The target: v × w should be a vector (not a number, unlike the 2D case) that is perpendicular to both inputs, has length equal to the area of the parallelogram they span, and points by the right-hand rule.
The derivation starts with a function: fix v and w, and let f(p) = det([p | v | w]), the signed volume of the parallelepiped spanned by p, v, and w. This is the 3D version of “determinant = signed area.” It is a linear function from a 3D vector p to a single number.
Duality, the idea from the dot-product lesson lifted one dimension, says every linear function from 3D to a number is a dot product with one unique vector. So there must be a vector u with u · p = det([p | v | w]) for every p. That u is the definition of v × w.
The formula is then read off, not memorized: expand det([p | v | w]) along the p column (a cofactor expansion) and match coefficients to u · p, giving [v_y·w_z - v_z·w_y, v_z·w_x - v_x·w_z, v_x·w_y - v_y·w_x]. The criss-cross pattern is just the cofactor terms.

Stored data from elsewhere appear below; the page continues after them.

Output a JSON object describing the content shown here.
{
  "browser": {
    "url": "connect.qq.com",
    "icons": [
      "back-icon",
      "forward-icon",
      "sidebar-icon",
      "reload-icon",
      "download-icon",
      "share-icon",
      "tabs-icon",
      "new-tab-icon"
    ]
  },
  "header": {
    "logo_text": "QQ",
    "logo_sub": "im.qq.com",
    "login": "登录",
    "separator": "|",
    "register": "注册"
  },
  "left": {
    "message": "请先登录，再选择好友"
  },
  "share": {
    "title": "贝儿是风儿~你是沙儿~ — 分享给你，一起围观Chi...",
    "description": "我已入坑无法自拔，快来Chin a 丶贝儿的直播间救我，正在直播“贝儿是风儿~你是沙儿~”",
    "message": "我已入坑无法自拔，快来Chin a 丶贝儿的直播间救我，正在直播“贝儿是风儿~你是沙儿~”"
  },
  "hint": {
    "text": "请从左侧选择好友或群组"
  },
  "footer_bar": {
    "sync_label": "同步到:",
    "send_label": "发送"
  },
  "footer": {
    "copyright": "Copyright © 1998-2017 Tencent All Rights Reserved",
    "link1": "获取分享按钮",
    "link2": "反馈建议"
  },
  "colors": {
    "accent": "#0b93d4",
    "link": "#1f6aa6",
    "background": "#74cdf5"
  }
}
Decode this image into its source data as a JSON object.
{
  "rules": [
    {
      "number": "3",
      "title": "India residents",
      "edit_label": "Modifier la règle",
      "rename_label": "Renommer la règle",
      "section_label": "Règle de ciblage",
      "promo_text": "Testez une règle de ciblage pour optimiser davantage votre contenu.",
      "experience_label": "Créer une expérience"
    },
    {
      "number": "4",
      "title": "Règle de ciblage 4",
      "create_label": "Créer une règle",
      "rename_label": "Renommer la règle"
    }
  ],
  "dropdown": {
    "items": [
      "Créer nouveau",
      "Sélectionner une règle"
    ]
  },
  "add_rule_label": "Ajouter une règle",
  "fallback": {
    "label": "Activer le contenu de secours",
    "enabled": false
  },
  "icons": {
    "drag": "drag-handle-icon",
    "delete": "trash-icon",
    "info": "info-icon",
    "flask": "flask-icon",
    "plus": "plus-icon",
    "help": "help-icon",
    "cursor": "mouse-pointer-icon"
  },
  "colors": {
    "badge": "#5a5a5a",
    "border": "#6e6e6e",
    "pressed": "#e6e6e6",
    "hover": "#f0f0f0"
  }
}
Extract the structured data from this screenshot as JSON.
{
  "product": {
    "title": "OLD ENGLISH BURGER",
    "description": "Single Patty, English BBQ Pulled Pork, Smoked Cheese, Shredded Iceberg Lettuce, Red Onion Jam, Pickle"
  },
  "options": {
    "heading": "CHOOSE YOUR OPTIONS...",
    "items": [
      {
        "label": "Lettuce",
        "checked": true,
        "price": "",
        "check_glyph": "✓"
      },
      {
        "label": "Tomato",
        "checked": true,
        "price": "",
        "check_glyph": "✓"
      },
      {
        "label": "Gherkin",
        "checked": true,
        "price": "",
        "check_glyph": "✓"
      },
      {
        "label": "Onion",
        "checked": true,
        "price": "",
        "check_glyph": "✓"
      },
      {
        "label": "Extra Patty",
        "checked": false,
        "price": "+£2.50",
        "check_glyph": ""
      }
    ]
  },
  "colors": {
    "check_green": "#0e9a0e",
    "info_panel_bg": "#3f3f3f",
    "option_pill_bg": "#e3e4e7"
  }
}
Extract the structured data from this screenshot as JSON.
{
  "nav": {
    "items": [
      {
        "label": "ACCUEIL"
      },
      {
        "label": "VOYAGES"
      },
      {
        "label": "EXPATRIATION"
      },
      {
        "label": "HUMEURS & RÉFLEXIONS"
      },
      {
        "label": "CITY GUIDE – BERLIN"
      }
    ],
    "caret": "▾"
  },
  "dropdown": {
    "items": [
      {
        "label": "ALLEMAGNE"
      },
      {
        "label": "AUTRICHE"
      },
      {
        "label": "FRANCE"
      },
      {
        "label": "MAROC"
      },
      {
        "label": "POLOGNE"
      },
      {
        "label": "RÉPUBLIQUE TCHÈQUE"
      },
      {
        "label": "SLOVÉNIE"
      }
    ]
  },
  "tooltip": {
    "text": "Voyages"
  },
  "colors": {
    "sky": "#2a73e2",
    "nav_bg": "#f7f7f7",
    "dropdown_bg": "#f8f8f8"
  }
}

The three properties are automatic. Perpendicular: u · v is the volume of a box with a repeated edge ([v | v | w]), which is flat, so u · v = 0. Length = area: with p a unit vector along u, the box is a height-1 prism on the parallelogram base, so |u| equals that base area. Right-hand direction: from the signed-volume convention.
Worked anchors: i × j = [0,0,1] = k (and j × i = -k, anti-commutative); [1,2,3] × [4,5,6] = [-3,6,-3], which dots to zero against both inputs; [2,0,0] × [0,3,0] = [0,0,6], length 6 equal to the 2-by-3 rectangle’s area. The basis pattern is cyclic: i × j = k, j × k = i, k × i = j.
Honest about AI: as with the 2D cross product, this is less central than the dot product (physics-informed networks, 3D geometric deep learning, robotics, quaternion rotations). The deeper takeaway is the method: duality manufacturing a vector out of a volume function, a pattern that recurs throughout the mathematics under machine learning.

What changes for you

Before this lesson, the 3D cross-product formula was probably something to look up and hope you copied the signs correctly. Now you have a definition you can reconstruct it from: the vector whose dot with any p gives a volume. More importantly, you have seen duality work twice, once to explain the dot product and once to build the cross product from a volume function, so the abstract idea “a linear map to numbers is secretly a vector” now has two concrete payoffs behind it. The next lesson reuses the same determinant-as-volume picture to crack open how linear systems are solved, through Cramer’s rule.